El segundo Gustavo estuvo llamado a pagar por los pecados del primero. Era chico, rubio y casi andrógino. Una especie de ángelico Richard Ashcroft virginal. El dijo que no lo era, me quedan mis dudas..
El asunto comenzó con una mano. Estaba buscando a sus amigos, había mucha gente, yo sabía donde podían estar y lo tomé de la mano. Algo completamente insignificante para mí fue el mundo para él. Eso puede definir nuestra relación: la desproporción entre lo insignificante y el mundo. Le pregunté cómo se llamaba. Gustavo, me dijo y yo automáticamente le dí entrada.
Estudiaba psicología. Era uno de esos raros casos de estudiantes genuinos de psicología, de esos que no se meten a la carrera para entenderse sino para entender a los otros. De alguna perversa manera yo lo fascinaba. No me entendía, no entendía por qué ni cómo yo pensaba las cosas que pensaba. Se empecinaba en no ver, en meterme por la fuerza en una piel de cordero con la que no nací. Ahora que lo pienso, fue también culpa suya. Por ciego y sordo.
Su pija era como él, flaca y larga. Rara, aunque buena para algunas cosas, diría una amiga mía. No se daba mucha maña pero le ponía empeño. Al fin y al cabo se había confesado enamorado. Y eso cagaba todo. Interminables sesiones de dulzura, besos y mimos que no llevaban a nada, porque es sabido que las llamas se encienden de otras maneras.
El sexo con amor es bueno si hay amor. Punto. Sino es una cursilería que nada tiene que ver. Es más, me atrevo a afirmar que el sexo con amor es bueno porque el sexo es bueno. Para el amor está todo lo demás. Para todo lo demás estaba él.

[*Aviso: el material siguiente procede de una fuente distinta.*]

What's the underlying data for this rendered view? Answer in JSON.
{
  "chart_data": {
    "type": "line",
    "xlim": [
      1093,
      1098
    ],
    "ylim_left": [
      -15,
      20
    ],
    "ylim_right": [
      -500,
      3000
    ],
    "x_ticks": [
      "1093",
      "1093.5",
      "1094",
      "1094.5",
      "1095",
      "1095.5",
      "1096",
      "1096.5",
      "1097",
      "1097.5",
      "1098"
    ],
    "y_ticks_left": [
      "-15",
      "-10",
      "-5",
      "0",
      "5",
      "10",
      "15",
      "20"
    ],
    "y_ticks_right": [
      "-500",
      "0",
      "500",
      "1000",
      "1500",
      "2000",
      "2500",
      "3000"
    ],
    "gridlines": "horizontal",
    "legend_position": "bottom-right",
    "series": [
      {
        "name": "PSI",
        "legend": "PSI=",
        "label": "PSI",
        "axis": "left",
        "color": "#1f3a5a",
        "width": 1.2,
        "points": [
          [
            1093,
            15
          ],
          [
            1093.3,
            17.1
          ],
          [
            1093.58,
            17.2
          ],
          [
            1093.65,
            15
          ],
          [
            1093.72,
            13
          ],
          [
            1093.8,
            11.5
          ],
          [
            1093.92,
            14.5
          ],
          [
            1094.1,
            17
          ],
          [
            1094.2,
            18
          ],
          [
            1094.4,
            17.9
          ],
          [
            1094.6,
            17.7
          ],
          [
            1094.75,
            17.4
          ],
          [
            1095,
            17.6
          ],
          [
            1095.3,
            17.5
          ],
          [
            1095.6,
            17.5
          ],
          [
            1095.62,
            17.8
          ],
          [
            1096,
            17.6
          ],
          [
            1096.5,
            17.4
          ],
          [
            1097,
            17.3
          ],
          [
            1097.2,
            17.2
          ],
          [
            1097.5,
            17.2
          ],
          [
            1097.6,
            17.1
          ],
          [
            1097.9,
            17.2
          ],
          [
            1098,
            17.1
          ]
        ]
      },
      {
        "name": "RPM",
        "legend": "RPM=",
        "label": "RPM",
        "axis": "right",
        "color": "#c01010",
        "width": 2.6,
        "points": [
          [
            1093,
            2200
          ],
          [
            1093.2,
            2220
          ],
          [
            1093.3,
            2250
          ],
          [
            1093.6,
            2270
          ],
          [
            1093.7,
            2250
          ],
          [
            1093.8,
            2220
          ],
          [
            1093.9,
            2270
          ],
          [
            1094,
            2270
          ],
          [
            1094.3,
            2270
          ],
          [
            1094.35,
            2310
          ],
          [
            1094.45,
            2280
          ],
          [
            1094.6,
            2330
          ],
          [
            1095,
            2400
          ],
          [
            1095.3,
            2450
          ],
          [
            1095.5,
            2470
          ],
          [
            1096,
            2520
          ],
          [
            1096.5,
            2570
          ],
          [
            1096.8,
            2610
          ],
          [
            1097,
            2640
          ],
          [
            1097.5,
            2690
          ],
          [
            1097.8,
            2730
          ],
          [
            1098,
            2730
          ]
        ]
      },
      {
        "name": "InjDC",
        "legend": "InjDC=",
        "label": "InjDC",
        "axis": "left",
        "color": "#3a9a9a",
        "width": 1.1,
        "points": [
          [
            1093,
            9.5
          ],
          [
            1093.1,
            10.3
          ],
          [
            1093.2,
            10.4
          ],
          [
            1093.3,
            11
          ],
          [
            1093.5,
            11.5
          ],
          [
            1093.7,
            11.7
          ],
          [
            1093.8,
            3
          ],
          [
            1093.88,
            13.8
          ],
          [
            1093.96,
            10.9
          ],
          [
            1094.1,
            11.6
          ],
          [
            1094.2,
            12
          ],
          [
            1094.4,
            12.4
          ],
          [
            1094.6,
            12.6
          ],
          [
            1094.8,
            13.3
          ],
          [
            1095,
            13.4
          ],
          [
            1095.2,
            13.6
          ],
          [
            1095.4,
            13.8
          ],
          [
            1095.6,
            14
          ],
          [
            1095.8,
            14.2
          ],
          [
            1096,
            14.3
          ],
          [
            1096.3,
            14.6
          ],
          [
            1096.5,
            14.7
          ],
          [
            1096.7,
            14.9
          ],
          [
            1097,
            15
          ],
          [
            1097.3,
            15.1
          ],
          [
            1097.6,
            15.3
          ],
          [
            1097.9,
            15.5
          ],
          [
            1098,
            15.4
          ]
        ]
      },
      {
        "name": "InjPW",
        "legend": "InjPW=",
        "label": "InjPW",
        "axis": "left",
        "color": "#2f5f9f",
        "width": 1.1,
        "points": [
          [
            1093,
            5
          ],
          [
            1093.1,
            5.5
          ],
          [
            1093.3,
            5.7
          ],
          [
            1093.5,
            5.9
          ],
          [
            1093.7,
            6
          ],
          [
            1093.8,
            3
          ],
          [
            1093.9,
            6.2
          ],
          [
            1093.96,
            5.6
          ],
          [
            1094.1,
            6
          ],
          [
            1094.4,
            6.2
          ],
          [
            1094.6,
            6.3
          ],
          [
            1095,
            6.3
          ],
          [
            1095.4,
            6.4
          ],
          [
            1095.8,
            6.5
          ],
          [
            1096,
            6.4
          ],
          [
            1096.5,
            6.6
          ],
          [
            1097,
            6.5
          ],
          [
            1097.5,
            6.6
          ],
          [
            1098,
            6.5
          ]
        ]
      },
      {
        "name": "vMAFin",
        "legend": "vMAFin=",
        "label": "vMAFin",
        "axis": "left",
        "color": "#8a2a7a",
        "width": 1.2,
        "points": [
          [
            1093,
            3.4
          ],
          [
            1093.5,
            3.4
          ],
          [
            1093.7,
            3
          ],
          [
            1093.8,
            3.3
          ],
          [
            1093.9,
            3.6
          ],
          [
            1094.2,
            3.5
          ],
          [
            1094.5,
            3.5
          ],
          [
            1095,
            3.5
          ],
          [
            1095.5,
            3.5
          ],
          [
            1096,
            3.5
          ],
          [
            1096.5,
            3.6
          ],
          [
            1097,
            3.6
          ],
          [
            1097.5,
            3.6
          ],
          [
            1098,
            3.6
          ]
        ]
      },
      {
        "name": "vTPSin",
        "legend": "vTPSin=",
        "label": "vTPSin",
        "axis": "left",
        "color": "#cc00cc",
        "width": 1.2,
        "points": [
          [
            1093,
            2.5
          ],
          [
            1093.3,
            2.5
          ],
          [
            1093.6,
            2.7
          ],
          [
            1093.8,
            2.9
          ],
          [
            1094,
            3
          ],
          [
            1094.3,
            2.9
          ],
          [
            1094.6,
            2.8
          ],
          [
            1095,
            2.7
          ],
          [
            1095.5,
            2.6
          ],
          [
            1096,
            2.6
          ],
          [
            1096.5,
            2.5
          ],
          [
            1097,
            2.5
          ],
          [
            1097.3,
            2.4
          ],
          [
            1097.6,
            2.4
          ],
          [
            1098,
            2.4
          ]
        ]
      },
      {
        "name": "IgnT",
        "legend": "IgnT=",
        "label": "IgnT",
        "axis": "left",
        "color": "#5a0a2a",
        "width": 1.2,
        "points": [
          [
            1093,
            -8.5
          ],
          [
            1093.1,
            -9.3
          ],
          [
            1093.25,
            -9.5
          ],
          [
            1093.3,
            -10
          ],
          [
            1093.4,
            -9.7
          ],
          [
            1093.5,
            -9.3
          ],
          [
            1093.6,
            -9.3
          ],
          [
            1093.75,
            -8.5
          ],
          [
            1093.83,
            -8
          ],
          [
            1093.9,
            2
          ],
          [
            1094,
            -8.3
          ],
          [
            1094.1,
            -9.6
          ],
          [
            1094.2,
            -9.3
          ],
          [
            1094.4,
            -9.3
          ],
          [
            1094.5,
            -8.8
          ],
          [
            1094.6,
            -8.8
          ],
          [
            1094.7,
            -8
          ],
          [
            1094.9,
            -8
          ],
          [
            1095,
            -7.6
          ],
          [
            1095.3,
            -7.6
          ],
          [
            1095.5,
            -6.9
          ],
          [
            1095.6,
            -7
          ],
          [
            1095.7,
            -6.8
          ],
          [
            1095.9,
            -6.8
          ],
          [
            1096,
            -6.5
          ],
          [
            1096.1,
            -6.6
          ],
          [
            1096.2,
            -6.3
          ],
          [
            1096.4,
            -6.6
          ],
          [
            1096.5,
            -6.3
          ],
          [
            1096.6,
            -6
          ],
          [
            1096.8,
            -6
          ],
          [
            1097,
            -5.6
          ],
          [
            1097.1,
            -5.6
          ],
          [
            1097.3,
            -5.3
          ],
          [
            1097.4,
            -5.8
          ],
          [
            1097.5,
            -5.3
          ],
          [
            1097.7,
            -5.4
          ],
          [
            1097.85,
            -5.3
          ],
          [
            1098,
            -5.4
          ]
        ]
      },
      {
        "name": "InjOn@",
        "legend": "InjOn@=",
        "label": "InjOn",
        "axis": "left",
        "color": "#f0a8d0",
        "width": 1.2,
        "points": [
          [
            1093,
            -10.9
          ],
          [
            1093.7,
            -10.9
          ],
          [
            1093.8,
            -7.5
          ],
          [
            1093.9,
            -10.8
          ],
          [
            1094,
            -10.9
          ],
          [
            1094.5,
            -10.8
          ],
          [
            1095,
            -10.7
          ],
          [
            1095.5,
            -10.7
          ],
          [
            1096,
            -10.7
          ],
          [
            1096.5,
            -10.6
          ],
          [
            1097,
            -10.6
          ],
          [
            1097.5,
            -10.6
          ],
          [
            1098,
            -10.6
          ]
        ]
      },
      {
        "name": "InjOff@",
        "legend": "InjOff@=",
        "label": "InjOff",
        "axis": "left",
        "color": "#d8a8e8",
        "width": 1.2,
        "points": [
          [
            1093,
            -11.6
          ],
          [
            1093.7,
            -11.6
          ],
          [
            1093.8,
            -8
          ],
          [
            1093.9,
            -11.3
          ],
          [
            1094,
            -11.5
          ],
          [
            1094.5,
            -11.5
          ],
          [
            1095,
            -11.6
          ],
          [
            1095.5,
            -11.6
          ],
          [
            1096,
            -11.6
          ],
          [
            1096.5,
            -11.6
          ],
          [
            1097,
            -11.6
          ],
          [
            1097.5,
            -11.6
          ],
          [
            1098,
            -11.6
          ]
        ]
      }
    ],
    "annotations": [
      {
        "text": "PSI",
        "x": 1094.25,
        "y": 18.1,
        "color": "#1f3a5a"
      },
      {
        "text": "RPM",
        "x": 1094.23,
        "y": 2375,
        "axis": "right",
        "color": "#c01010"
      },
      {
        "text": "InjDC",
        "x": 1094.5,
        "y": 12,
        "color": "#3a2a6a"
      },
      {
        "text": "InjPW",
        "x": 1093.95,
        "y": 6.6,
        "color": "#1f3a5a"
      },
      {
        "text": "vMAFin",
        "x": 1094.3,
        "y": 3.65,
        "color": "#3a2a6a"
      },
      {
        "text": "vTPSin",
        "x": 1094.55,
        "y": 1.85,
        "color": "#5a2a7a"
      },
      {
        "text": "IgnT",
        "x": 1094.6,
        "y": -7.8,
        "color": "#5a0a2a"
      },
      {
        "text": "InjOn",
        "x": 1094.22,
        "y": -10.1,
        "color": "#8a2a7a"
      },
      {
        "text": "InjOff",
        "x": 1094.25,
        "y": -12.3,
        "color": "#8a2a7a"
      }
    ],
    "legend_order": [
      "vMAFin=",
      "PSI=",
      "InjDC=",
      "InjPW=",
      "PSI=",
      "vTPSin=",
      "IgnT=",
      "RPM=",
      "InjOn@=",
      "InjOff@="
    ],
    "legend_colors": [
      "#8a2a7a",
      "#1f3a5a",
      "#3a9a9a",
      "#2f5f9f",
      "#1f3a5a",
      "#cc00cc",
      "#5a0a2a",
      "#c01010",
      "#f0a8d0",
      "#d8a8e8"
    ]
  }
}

No lo respeté. No podía. No se dejaba. A veces me daban ganas de cogerlo por el culo, o sólo pedírselo, a ver qué me decía. Temblé y jamás lo hice. Probablemente dijera que sí.
El sexo, como todo en esa relación, era un malentendido y una desproporción. Aunque decía que sí, mucha experiencia no tenía, y el lugar endiosado en el que me colocaba me impedía a mí desplegar la mía. Un embole, bah. No tardé en empezar a servirme de otros mejores dispuestos. No era infidelidad; al fin y al cabo con esos otros era pura calentura y embriagadora putez. El quería amor de mí - que nunca lo haya tenido es sólo un detalle - así que no era lo mismo.
Como es lógico, terminé por dejarlo. Arguyí algo relacionado a que él era demasiado buena persona para mí - no sé por qué sigo utilizando ese argumento, si jamás me ha funcionado - y el contestó, lógicamente que quería y podía curarme esa distancia que nos separaba. Una burrada.
La ayuda para terminar de dejarlo vino del lado menos pensado. Su madre entendió velozmente que al fin y al cabo dejándolo le hacía un favor y lo convenció de lo honorable que era yo al hacerlo. Creo que nunca creyó mi discurso pero, como habíamos estudiado lo mismo, pudo inferir que era lo suficientemente poco hija de puta como para no hacer mierda a su hijito y respetó eso.
Nunca más lo volví a ver, lo cual es extraño, dado que vivíamos en una ciudad más bien chica. Probablemente se haya radicado en el lugar en el que estudiaba.
No voy a mentir (o tal vez sí). Me dio un poco de pena no encajar, no poder reducirme a lo que él quería de mí. Conozco a muchas y muchos que lo hacen, de hecho, todavía me queda contar la historia con alguien que se hace el buenito con todos pero sólo a mí me regala su perversidad más abyecta, regalo que acepto y saboreo agradecida. Puede que sea una historia mucho más interesante que ésta, pero todavía no ha empezado a ser contada...
De todos modos, este segundo Gustavo se fue sin dejar un rastro muy firme, salvo por el sorpresivo beneplácito que sentí al ayudarlo a expulsarme de su vida.